Doktrinde kabul edilen ortak görüş ve Yargıtay kararlarında istikrar kazanan uygulama, örgüt üyeliği suçunun mütemadi suçlardan olduğu yönündedir. Bu nedenle, suç işlemek amacıyla kurulmuş olan bir örgüte katılma hâlinde suç, örgütün hiyerarşik yapısına bağlılık devam ettiği sürece işlenmeye devam edilmektedir. Dolayısıyla örgütün hiyerarşik yapısına bağlılığın sona erdiği anda temadi bitmektedir (İzzet Özgenç, Suç Örgütleri, 10. Bası, Seçkin Yayıncılık, ... – 2017, s. 25.). Bu bağlamda örgüte üye olma fiili, örgütün hiyerarşik bünyesine dâhil olmakla birlikte tamamlanmakta ise de suç sona ermemekte ve fail, örgüt üyesi olarak kaldığı sürece suç da devam etmektedir (Fatih Yurtlu, Suç İşlemek Amacıyla Örgüt Kurma Suçu [TCK m. 220], Yayımlanmamış Yüksek Lisans Tezi, Gazi Üniversitesi Sosyal Bilimler Enstitüsü, ... – 2013, s. 99; Erkan Sarıtaş, s. 480.).

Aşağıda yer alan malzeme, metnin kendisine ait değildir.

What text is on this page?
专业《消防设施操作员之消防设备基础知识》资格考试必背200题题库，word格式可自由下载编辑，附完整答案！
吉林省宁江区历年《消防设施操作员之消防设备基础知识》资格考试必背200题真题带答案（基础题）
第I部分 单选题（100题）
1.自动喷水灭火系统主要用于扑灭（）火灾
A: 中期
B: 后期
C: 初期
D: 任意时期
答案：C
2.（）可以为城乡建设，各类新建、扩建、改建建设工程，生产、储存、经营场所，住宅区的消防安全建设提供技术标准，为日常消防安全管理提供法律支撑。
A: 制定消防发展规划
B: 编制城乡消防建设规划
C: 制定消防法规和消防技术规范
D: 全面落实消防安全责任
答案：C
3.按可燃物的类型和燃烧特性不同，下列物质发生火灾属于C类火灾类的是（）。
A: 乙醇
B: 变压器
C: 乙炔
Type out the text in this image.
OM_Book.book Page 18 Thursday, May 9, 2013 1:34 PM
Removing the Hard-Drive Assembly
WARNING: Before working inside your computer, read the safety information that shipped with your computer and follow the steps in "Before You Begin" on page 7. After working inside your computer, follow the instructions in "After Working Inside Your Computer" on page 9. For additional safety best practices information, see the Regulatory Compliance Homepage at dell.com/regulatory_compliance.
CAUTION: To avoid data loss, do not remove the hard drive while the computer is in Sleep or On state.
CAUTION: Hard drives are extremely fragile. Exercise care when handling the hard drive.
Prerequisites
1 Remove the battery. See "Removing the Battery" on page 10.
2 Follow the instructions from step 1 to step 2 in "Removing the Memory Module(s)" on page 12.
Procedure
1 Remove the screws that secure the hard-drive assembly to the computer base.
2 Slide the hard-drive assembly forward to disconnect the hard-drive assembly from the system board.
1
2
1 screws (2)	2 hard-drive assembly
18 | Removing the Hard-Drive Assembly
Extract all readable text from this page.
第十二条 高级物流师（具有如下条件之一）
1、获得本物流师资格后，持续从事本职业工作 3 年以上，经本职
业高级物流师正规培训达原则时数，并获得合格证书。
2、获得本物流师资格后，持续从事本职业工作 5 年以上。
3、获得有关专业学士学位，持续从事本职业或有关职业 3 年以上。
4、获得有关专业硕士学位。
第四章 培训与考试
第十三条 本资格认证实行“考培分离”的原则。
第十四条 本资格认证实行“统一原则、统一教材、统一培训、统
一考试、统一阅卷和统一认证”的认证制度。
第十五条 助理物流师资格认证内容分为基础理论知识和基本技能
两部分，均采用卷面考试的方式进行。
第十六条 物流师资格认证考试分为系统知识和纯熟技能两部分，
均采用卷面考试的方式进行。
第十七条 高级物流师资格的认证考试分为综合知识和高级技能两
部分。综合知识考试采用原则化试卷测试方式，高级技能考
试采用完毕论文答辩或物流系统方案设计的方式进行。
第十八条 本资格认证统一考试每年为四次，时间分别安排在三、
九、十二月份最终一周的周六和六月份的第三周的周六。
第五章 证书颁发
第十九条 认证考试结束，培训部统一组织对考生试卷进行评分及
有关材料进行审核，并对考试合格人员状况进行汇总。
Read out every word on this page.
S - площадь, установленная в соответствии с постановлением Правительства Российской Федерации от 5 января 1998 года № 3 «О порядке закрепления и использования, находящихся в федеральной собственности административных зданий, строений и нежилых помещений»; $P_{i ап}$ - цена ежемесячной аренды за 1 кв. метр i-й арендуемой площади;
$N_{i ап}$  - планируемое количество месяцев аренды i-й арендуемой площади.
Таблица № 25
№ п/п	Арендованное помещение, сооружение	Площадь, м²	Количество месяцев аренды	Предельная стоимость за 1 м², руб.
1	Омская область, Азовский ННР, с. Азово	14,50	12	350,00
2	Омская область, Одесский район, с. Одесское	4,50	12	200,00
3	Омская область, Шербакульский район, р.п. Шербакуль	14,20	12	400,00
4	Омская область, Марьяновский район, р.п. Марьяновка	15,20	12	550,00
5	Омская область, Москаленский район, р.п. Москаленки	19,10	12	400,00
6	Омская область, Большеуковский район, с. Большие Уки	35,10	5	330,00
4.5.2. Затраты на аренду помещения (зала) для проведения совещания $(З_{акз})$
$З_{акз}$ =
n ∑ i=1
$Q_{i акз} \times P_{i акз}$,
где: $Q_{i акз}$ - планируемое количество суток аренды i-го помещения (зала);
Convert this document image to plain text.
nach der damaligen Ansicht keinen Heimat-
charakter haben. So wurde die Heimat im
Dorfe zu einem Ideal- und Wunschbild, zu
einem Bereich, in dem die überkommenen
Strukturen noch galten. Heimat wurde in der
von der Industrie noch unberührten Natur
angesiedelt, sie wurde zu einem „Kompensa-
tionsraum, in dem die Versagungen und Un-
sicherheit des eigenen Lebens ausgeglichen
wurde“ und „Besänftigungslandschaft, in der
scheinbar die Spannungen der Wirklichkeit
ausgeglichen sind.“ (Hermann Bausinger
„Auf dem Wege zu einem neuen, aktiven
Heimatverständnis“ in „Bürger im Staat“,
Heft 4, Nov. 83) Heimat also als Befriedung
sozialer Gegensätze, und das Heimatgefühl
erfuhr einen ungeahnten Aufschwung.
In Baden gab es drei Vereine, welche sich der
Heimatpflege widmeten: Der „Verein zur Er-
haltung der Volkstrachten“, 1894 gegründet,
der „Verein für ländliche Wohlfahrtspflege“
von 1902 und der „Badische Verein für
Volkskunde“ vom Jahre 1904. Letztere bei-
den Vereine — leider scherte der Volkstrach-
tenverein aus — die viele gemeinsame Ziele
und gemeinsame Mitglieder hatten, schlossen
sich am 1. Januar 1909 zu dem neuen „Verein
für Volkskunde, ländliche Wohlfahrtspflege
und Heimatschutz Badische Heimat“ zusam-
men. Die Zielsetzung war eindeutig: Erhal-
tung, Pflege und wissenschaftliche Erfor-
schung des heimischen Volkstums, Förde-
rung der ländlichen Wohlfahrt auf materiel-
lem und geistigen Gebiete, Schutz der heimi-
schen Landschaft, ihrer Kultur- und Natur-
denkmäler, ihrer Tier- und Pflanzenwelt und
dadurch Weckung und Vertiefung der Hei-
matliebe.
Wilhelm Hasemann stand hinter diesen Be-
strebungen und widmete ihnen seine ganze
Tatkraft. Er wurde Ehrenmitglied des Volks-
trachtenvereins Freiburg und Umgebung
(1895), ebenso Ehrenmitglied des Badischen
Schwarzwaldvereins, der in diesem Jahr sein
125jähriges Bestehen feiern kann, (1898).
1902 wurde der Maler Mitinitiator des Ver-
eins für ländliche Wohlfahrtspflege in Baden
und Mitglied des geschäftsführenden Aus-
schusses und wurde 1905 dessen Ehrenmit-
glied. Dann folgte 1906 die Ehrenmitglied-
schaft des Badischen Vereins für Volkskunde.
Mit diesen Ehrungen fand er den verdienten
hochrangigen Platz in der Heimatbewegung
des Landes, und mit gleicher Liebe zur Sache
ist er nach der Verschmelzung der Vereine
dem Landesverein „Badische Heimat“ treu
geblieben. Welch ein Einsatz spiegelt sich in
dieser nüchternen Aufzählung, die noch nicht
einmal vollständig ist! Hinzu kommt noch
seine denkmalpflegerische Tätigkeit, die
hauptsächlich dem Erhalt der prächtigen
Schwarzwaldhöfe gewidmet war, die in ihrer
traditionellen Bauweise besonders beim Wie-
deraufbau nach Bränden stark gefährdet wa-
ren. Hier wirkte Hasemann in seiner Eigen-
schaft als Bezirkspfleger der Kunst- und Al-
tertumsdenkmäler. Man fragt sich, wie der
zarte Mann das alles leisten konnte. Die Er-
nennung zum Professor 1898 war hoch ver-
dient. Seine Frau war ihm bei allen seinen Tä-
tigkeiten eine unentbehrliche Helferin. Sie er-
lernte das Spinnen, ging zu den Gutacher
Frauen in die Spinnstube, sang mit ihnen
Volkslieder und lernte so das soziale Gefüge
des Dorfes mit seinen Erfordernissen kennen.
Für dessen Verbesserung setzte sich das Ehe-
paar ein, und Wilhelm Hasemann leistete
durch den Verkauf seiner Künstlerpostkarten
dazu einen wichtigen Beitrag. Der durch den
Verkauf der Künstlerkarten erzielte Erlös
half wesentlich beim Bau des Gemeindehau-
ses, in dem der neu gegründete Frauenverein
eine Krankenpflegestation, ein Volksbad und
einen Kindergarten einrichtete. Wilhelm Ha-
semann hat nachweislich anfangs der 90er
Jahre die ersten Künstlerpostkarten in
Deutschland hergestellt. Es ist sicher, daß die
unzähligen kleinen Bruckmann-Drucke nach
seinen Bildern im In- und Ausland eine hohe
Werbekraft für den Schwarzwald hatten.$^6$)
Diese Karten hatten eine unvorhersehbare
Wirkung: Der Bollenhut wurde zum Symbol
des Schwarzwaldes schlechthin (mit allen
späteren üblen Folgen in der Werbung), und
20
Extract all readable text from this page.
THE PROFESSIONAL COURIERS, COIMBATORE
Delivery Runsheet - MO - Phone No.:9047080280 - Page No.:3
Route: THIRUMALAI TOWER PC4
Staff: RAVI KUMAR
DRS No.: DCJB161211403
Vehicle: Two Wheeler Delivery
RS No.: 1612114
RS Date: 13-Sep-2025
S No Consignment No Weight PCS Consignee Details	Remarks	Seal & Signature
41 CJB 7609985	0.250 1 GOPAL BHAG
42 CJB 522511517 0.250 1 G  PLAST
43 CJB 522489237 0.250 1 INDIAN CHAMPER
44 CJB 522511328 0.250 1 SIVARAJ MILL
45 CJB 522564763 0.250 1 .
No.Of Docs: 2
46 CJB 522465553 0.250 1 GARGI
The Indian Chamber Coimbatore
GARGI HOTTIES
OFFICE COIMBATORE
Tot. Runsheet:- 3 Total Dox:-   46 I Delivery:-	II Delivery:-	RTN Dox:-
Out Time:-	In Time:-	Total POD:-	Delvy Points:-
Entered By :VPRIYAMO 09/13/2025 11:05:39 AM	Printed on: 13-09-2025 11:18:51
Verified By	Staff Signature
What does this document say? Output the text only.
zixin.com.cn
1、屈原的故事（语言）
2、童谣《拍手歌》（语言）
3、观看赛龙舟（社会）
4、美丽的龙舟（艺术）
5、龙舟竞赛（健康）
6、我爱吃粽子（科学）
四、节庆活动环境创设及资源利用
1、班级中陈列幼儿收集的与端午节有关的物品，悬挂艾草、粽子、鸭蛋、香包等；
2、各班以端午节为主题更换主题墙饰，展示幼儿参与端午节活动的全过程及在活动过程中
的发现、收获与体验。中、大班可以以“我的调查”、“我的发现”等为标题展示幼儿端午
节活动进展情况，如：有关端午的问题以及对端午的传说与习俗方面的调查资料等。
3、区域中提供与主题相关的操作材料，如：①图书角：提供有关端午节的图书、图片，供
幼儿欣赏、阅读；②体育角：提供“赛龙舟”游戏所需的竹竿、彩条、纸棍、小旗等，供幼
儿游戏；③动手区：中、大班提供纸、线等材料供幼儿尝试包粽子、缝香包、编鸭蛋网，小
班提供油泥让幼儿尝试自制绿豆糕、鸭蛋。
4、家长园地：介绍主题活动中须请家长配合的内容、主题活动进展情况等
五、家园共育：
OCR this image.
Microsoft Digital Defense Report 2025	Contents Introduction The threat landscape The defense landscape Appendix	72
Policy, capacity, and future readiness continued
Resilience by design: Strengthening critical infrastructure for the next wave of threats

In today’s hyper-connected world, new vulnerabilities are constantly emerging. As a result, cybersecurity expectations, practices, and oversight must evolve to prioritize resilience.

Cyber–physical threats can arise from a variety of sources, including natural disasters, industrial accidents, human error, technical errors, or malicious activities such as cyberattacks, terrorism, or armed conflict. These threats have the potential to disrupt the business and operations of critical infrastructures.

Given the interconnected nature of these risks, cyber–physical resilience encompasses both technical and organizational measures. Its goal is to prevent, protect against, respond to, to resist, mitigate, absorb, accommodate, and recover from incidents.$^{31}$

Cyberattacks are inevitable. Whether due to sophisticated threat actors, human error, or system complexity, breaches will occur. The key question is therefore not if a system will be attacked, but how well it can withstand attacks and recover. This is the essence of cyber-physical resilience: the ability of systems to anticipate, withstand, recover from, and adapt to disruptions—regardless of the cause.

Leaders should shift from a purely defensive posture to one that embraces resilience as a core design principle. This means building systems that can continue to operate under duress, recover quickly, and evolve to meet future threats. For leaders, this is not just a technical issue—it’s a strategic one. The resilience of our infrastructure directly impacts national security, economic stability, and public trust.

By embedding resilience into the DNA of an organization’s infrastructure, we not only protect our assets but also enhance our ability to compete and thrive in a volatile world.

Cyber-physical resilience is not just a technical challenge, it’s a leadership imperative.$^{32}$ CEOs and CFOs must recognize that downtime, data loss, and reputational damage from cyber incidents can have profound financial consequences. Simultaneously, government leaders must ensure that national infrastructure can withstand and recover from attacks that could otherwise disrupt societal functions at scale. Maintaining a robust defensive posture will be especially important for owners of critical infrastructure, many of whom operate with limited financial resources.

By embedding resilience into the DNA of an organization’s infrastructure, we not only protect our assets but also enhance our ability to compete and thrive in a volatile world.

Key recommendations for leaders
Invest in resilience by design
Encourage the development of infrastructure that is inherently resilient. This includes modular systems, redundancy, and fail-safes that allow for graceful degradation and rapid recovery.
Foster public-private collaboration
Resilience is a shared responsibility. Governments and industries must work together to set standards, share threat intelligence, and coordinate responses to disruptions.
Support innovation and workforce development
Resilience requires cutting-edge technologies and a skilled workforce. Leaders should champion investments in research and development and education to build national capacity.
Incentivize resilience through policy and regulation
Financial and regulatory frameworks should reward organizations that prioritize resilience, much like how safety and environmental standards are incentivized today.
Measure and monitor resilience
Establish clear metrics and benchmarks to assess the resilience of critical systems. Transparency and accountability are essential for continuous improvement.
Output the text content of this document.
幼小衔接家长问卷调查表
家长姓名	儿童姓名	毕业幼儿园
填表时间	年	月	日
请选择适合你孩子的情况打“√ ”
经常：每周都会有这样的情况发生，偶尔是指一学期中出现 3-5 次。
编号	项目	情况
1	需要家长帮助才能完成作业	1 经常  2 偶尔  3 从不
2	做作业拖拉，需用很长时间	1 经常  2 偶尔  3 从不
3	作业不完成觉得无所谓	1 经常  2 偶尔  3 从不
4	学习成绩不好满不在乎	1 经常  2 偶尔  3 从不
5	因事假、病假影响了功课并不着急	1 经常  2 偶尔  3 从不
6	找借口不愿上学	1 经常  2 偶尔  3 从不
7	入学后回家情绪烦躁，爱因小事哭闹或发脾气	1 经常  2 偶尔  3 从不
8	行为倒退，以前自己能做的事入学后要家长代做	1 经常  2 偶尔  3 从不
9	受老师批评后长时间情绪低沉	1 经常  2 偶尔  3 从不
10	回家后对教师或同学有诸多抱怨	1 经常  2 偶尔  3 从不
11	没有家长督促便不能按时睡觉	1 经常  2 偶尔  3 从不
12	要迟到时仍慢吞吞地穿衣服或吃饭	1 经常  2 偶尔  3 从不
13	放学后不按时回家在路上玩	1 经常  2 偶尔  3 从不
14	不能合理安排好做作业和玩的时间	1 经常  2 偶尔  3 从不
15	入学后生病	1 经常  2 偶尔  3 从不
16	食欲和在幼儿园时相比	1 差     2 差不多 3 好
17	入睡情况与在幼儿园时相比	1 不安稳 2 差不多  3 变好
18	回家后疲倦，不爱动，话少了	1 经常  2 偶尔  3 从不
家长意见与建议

2) Suçüstü Hâli Kavramı ve Genel Olarak Mütemadi Suçlarda Uygulanması
a) Suçüstü Hâli Kavramı
Genel olarak bir ceza usul hukuku kurumu olarak düzenlenen suçüstü hâli kavramına Anayasa"da ve özel soruşturma ve kovuşturma usullerini düzenleyen birtakım kanuni düzenlemelerde hukuki sonuçlar atfedilmiştir. Bunlardan en önemlisi de, kural olarak adli suçların soruşturulması ve kovuşturulmasında genel hükümlere göre işlem yapılmasını düzenleyen normların uygulanmasını, bazı kamu görevlilerinin ifa ettikleri görevlerin niteliğinden kaynaklanan yasama dokunulmazlığı, hâkimlik teminatı gibi evrensel ilkelerin iç hukuka yansıması olarak öngörülen düzenlemelerle engelleyen güvenceleri ağır cezalık suçlar yönünden ortadan kaldırmasıdır.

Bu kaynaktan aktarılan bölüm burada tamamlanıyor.